Challenges of Building a Distributed Fault-Tolerant Scalable Analytics Stack

Nishant Bangarwa

English Session 2021-08-06 14:10 GMT+8  (ROOM : B) #bigdata

As of today, the largest Apache druid cluster holds more than 50+ Trillion events amounting to over 500 petabytes of raw data and continuously ingesting new data streams growing at a never-before rate. There are many technical challenges, design decisions, cost vs performance tradeoffs, limiting factors that we faced on our journey in evolving druid to make it scale to handle petabytes of data without sacrificing performance.

In this talk, we will discuss general requirements and key challenges that anyone designing a production-ready scalable analytics stack is expected to encounter on their way due to various constraints. We will also discuss the learning and strategies we have developed over time and our path in evolving Apache Druid as a powerful distributed fault-tolerant scalable Analytics data store.

We hope the strategies we discuss in this session will help anyone struggling to keep up with the growing demands of data analytics.

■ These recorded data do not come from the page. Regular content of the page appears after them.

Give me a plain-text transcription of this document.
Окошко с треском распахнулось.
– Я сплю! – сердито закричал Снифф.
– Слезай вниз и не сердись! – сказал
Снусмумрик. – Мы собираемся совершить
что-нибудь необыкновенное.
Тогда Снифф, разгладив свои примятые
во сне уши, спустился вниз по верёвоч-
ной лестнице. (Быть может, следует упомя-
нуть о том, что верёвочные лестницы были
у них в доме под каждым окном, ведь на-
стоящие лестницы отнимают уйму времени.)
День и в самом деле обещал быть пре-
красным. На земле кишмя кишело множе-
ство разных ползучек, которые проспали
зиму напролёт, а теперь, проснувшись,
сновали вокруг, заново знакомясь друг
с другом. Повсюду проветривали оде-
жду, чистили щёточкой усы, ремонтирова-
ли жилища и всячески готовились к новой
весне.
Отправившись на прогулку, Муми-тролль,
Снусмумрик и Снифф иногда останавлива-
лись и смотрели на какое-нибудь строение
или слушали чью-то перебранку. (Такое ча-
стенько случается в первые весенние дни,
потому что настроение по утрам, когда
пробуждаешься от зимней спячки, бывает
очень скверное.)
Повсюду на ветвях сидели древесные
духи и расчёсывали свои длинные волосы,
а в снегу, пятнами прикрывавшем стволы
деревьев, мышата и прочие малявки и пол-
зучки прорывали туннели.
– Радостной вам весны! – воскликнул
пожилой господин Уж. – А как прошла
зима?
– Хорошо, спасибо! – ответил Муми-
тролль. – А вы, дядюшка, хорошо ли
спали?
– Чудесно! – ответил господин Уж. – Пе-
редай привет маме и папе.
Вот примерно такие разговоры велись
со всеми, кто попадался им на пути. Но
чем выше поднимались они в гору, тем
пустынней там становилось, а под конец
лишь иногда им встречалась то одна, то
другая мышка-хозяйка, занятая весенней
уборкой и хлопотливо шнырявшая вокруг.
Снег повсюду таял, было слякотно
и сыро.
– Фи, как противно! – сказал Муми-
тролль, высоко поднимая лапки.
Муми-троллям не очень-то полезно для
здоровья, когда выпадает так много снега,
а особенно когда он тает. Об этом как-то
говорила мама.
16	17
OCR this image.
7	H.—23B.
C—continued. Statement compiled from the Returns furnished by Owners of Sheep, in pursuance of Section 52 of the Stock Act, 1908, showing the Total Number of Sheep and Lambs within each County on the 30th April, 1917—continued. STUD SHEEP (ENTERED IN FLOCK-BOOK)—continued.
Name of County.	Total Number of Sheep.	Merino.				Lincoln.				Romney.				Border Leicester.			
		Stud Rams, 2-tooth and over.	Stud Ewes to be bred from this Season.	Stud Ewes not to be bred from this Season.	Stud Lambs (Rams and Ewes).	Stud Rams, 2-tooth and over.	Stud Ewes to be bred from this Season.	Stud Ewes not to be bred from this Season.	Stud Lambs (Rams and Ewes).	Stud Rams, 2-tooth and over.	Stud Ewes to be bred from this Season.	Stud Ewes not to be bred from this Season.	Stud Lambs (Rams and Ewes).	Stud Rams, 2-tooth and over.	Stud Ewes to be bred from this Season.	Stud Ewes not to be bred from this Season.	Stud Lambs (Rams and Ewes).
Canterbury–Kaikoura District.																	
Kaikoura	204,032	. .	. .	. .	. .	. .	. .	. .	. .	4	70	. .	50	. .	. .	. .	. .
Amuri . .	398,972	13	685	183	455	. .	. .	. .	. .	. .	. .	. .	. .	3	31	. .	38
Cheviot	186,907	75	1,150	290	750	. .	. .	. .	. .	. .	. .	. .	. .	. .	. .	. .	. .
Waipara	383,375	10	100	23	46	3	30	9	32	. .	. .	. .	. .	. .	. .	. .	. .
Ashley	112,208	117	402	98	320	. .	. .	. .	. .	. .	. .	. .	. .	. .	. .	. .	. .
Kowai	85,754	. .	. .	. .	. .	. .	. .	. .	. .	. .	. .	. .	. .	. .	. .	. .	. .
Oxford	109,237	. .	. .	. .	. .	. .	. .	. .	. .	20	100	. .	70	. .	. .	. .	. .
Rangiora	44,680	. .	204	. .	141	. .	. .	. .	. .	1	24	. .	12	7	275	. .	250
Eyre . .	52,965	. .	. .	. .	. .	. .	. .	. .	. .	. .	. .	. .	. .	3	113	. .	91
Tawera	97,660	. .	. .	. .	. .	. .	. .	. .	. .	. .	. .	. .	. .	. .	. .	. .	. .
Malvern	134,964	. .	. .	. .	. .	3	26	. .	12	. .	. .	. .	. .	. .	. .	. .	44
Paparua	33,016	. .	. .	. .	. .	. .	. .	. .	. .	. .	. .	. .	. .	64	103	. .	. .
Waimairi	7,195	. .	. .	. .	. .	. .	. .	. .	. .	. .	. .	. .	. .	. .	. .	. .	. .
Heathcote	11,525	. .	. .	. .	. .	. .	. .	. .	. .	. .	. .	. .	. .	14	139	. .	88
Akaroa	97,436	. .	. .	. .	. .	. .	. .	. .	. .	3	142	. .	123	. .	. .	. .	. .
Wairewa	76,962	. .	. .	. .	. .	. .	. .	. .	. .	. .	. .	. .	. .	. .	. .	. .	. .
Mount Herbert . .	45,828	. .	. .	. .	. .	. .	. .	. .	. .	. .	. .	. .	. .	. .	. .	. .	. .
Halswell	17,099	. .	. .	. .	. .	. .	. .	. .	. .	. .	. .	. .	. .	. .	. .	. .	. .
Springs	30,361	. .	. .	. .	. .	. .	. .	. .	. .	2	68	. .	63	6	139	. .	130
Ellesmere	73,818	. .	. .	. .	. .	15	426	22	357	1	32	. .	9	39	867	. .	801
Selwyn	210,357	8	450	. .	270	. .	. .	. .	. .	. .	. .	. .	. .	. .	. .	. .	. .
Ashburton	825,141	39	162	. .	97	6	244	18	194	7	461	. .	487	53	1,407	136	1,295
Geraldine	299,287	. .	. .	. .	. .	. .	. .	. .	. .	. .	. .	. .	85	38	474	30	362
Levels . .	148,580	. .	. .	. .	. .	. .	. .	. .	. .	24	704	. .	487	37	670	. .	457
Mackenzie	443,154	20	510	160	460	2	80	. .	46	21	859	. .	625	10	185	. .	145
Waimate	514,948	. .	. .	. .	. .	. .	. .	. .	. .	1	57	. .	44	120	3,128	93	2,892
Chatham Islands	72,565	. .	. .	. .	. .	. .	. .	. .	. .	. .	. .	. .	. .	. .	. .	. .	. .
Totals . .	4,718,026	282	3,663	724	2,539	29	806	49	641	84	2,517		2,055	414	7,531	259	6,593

Nishant Bangarwa: Nishant is Co-founder and Head of Engineering at Rilldata. He is an active open-source contributor and a PMC member of Apache Druid and Apache Superset. He is also a committer in Apache Calcite and Apache Hive. Before starting Rilldata, he was part of Cloudera’s Data warehouse team and Metamarkets Druid team where was responsible for managing large-scale Apache Druid deployments. He holds a B.Tech in Computer Science from the National Institute of Technology, Kurukshetra, India.